Opinion

Is the EastMed gas pipeline just another EU pipe dream?

Is the EastMed pipeline really a feasible project? The answer to this question is not simple, but the EastMed plan sounds unconvincing.

By: Date: May 10, 2017 Topic: Green economy

This blog post will be published in Il Sole 24 Ore and Kathimerini.

ilsole24ore

On Monday 3 April, the energy ministers of Cyprus, Greece, Israel and Italy met in Tel Aviv, warmly watched by the EU Commissioner for Climate Action and Energy. They had gathered to sign a preliminary agreement to advance a gas pipeline project aimed at linking their four countries: the EastMed pipeline. The project is ambitious, enormous and – at least today – probably unnecessary.

At first glance the EastMed is an impressive idea. The pipeline would transport 10 billion cubic metres per year (Bcm/y) of gas from eastern Mediterranean gas fields to Greece and Italy. About 1900km long, and reaching depths below 3km, it would be the world’s longest and deepest subsea pipeline. The estimated cost is €6.2 billion.

But for those who follow European energy security, Monday’s ceremony brought a kind of déjà vu. It was difficult not to remember a similar ministerial ceremony that took place in Vienna in June 2006, proclaiming next steps for the Nabucco pipeline.

The two projects have many similarities: huge gas transit capacity; long pipelines; connections between Europe and multiple gas supply sources (in the case of Nabucco, Azerbaijan, Turkmenistan, Iran and Iraq). Both were also predicted to be costly, although the EastMed pipeline is even more expensive than Nabucco’s €5 billion initial estimated pricetag. And in both cases, energy ministers and the European Commission promised that the project would contribute not only to the security of Europe’s gas supply, but also to wider regional cooperation.

As we know, the story of Nabucco did not have a happy end. The project soon proved to be more of a pipe dream than a realistic pipeline project.

So the question now is whether the EastMed pipeline is really a feasible project. Or is it just more wishful thinking from the EU? The answer to this question is not simple, but the EastMed plan sounds unconvincing.

Preliminary feasibility studies claim that the project is viable both technically and commercially. However, these studies make a double bet on future gas trends in the region. On the demand side, they assume a substantial increase in EU gas import requirements. On the supply side, they predict that large amounts of eastern Mediterranean gas will become available for export to Europe.

The first bet looks reasonable, albeit with a caveat.
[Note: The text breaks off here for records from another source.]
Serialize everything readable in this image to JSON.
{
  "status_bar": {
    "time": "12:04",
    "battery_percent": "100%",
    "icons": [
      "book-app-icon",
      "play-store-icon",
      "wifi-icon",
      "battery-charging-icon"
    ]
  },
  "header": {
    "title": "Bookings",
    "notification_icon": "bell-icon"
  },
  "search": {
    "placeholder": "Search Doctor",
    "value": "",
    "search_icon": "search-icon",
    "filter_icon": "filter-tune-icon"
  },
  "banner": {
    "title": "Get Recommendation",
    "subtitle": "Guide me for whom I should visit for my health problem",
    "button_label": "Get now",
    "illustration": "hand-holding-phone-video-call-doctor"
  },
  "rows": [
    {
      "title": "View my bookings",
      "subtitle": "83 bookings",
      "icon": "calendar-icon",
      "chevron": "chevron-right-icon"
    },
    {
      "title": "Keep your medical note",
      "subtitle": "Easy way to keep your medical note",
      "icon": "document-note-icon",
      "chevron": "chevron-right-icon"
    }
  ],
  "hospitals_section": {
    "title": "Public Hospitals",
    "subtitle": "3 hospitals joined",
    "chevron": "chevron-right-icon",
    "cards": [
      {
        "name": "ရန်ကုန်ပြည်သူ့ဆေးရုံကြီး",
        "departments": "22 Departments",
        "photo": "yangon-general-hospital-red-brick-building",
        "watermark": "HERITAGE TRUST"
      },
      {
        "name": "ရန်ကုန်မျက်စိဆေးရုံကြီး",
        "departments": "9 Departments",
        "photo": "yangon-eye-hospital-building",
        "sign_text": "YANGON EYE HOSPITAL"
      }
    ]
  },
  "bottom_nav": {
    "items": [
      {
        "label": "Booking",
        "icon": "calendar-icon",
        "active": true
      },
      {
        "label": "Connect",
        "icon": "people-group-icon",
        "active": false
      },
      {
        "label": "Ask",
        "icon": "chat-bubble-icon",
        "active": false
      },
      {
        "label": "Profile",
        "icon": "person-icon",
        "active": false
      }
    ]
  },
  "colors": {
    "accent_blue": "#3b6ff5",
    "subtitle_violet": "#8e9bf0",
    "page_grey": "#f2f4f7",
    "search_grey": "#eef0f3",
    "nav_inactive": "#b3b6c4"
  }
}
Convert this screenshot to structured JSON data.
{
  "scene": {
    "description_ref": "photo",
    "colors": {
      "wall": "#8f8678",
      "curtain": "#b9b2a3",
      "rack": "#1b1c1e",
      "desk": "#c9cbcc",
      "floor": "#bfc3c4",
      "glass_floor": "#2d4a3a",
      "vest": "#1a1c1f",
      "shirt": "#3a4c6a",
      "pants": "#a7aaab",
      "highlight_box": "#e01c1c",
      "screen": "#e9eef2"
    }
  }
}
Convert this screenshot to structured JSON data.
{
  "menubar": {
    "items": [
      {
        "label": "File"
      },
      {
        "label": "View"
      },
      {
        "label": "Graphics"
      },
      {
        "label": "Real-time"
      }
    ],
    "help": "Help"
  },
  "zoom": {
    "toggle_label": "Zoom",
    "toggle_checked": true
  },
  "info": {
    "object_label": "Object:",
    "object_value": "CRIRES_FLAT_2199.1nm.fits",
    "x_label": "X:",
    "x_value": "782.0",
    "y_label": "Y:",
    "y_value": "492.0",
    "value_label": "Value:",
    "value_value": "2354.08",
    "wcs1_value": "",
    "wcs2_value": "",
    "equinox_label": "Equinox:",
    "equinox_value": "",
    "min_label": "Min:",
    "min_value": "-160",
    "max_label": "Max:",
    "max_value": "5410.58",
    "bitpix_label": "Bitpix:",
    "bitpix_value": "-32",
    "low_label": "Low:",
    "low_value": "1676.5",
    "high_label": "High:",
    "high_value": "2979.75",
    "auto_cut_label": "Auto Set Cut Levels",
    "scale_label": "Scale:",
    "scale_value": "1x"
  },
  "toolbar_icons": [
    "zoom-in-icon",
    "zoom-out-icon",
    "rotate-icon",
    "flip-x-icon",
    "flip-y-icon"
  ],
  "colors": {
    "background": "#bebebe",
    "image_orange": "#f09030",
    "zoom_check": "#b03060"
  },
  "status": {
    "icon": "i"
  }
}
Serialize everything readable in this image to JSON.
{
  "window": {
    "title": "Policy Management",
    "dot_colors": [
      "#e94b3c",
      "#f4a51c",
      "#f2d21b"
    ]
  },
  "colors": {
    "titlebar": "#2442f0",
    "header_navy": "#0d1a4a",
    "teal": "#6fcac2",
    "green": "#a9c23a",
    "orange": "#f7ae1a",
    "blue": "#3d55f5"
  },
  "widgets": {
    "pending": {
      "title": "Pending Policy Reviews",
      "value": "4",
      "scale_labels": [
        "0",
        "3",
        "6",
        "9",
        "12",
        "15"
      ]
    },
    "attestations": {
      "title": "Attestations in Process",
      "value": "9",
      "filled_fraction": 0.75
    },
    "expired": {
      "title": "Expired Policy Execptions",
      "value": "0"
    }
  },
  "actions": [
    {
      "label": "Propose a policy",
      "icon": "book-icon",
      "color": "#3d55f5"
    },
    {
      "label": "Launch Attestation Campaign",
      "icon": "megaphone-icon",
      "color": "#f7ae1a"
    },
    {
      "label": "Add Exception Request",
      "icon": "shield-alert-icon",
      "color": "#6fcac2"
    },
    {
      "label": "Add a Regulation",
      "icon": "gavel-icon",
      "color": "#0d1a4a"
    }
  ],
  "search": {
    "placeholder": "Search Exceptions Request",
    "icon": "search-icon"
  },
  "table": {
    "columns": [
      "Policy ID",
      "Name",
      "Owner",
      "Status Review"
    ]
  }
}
The EU’s gas import requirements are likely to grow in the future, partly due to rapidly declining domestic production. However, this does not necessarily mean that eastern Mediterranean gas will be best positioned to fill the gap. At the end of the day, cost competitiveness will be key. Will Europe satisfy its growing requirements with eastern Mediterranean gas, or simply by increasing deliveries from Russia and other traditional suppliers?

The second assumption, that the eastern Mediterranean is sure to become a major exporter, is even more doubtful. Over the last years various challenges have revealed the limits of the region’s gas potential: continuous investment decision delays in Israel; downward revisions of gas resources in Cyprus; major gas shortages in Egypt.

In fact, only the 2015 discovery of the large-scale Zohr gas field in offshore Egypt, the largest discovery in the Mediterranean, could revitalise the outlook. But Egypt is not interested in the planned EastMed pipeline, having at its disposal two large liquified natural gas (LNG) facilities that currently sit idle. And even if regional gas production accelerates, domestic demand might limit export potential. Egypt’s gas demand is set to rise from the current 50 Bcm/y to around 70 Bcm/y in 2030. Israel expects its gas demand to quadruple by 2040.

In short, the gas export potential of the eastern Mediterranean is still not clearly defined, and it will also depend on domestic gas demand.

With all these uncertainties, it seems premature to discuss such a large and costly project as the EastMed pipeline. EastMed could make sense in years to come, once European gas dynamics and the real export potential of the eastern Mediterranean become clearer. But for the time being it looks like another EU fantasy.

A more reasonable option for the eastern Mediterranean region would be joint use of the existing Egyptian LNG facilities. Indeed, the geographical proximity of Egyptian, Israeli and Cypriot offshore gas fields could well allow coordinated development. This might create the economies of scale needed to make the first gas exports from the eastern Mediterranean region competitive.

Such an approach would also offer eastern Mediterranean gas suppliers flexibility in terms of destination markets. For instance, through Egyptian LNG terminals, these fields could also serve the rapidly growing Turkish market – and not just southern Europe, as would be the case with the EastMed pipeline. Furthermore, a joint regional export scheme via the Egyptian LNG facilities could also provide a first opportunity to test commercial gas cooperation between Egypt, Israel and Cyprus.

If successful, this cooperation could then eventually scale-up in the 2020s, if new gas resources are found in the region and gas demand justifies the construction of additional infrastructure. Only then would it be worth considering grand projects like the EastMed gas pipeline.